5.    Land Tax. As long as Employee remains in the employ of eLoyalty, eLoyalty
      will, during the Applicable Term, reimburse Employee for the reasonable
      annual cost of Employee's land tax bill on Employee's current primary
      residence in Australia (which is the special tax incurred by Employee as
      Employee will not be living at such primary residence in Australia), which
      are above and beyond the normal real estate taxes Employee pays on such
      primary residence and which solely are attributable to Employee's absence
      from such residence as a result of Employee's relocation to the U.S. to
      work for eLoyalty.

6.    Visa Processing. As long as Employee remains in the employ of eLoyalty,
      eLoyalty will, during the Applicable Term, pay, or reimburse Employee, for
      reasonable costs to obtain the proper work authorization from the U.S.
      Immigration and Naturalization Office (INS) for Employee's U.S. relocation
      and any necessary dependent U.S. visas required for Employee's spouse and
      Employee's child in connection with their relocation to the U.S. as a
      result of Employee's employment by eLoyalty in the U.S.

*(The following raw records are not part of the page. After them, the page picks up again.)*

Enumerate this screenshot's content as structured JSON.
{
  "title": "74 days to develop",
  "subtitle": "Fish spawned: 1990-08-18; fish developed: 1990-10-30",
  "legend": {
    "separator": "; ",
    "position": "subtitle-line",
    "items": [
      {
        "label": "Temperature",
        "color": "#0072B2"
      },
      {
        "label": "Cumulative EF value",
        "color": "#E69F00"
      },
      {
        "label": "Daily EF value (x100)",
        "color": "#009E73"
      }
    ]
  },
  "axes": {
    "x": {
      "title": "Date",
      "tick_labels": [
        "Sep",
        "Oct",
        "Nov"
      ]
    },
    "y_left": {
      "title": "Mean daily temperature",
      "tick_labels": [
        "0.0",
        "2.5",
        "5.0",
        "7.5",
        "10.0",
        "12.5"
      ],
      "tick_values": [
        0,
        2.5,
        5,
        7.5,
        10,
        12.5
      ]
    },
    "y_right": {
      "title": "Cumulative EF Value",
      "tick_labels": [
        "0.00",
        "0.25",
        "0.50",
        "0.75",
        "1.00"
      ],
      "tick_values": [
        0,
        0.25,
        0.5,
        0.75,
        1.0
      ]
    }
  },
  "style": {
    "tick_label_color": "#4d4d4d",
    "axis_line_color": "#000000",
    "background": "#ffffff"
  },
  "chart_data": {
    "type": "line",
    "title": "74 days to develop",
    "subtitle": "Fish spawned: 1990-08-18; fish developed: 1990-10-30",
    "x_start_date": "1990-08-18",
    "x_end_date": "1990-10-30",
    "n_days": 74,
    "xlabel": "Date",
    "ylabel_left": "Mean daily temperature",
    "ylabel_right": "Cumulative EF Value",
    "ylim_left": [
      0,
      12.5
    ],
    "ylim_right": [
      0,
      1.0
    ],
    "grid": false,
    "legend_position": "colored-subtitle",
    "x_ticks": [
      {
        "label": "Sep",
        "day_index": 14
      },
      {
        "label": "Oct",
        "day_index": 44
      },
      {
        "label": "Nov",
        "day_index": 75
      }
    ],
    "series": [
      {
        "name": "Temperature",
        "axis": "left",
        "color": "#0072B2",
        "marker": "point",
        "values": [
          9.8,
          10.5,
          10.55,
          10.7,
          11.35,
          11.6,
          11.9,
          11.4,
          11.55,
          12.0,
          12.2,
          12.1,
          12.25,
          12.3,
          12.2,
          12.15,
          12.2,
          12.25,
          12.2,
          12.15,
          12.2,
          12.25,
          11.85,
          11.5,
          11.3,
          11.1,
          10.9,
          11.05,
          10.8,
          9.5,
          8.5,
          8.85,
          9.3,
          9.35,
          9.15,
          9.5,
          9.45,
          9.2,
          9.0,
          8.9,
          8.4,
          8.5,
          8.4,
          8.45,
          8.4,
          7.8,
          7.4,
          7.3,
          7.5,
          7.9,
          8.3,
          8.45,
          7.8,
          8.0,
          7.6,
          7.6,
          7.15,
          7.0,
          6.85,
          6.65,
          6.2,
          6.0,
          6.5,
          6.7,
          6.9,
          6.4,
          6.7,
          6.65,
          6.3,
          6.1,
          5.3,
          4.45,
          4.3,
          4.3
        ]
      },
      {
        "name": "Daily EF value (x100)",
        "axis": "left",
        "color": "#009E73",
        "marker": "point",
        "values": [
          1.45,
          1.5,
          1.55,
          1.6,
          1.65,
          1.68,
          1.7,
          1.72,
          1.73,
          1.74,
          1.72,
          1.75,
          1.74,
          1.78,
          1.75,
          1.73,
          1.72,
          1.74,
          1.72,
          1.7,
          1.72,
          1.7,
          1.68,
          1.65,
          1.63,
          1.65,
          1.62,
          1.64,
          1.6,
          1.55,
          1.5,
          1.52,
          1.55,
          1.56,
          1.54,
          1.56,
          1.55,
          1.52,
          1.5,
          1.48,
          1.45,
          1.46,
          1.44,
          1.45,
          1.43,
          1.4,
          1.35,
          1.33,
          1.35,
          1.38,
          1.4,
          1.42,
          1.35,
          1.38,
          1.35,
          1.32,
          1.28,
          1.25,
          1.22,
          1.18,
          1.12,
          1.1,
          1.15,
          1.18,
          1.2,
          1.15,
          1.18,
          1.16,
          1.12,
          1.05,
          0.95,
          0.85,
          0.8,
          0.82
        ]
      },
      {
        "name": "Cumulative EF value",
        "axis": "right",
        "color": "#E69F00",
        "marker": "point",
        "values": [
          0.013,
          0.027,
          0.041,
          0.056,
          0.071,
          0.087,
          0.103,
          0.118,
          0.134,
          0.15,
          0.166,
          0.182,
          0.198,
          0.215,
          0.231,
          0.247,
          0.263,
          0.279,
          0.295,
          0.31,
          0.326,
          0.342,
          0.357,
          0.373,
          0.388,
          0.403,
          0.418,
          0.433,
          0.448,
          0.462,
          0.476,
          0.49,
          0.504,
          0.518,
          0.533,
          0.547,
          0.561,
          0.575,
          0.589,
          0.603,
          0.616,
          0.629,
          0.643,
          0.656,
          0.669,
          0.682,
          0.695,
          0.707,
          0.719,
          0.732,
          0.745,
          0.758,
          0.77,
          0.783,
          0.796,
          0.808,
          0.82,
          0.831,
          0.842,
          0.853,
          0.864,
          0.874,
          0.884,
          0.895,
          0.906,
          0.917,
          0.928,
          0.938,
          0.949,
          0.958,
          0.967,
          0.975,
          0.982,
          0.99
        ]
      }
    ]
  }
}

                                       7

<PAGE>

7.    Taxes.

      (a)   Grossing up for Taxes. As long as Employee remains in the employ of
            eLoyalty, eLoyalty will, during the Initial Term of Employment,
            reimburse Employee for any incremental taxes actually incurred by
            Employee (both US and foreign) under the items set forth in
            Paragraphs 1 through 8 above. eLoyalty will calculate any
            incremental tax resulting from these items and gross-up Employee's
            compensation in an amount adequate to offset the increased tax cost.

      (b)   Tax Returns Preparation Costs. As long as Employee remains in the
            employ of eLoyalty, eLoyalty will, during the Initial Term of
            Employment, pay PriceWaterhouseCoopers (PWC) to prepare both
            Employee's annual U.S. and Australian income tax returns.

8.    Outplacement Assistance. If Employee's employment is terminated by
      eLoyalty for any reason other than for Serious Misconduct, eLoyalty will
      provide Employee with up to ninety (90) days of reasonable outplacement
      assistance, in the geography elected by the Employee, from the
      outplacement firm of Drake Beam (or another similar outplacement firm
      designated by eLoyalty) as such services are generally provided to
      terminated eLoyalty employees.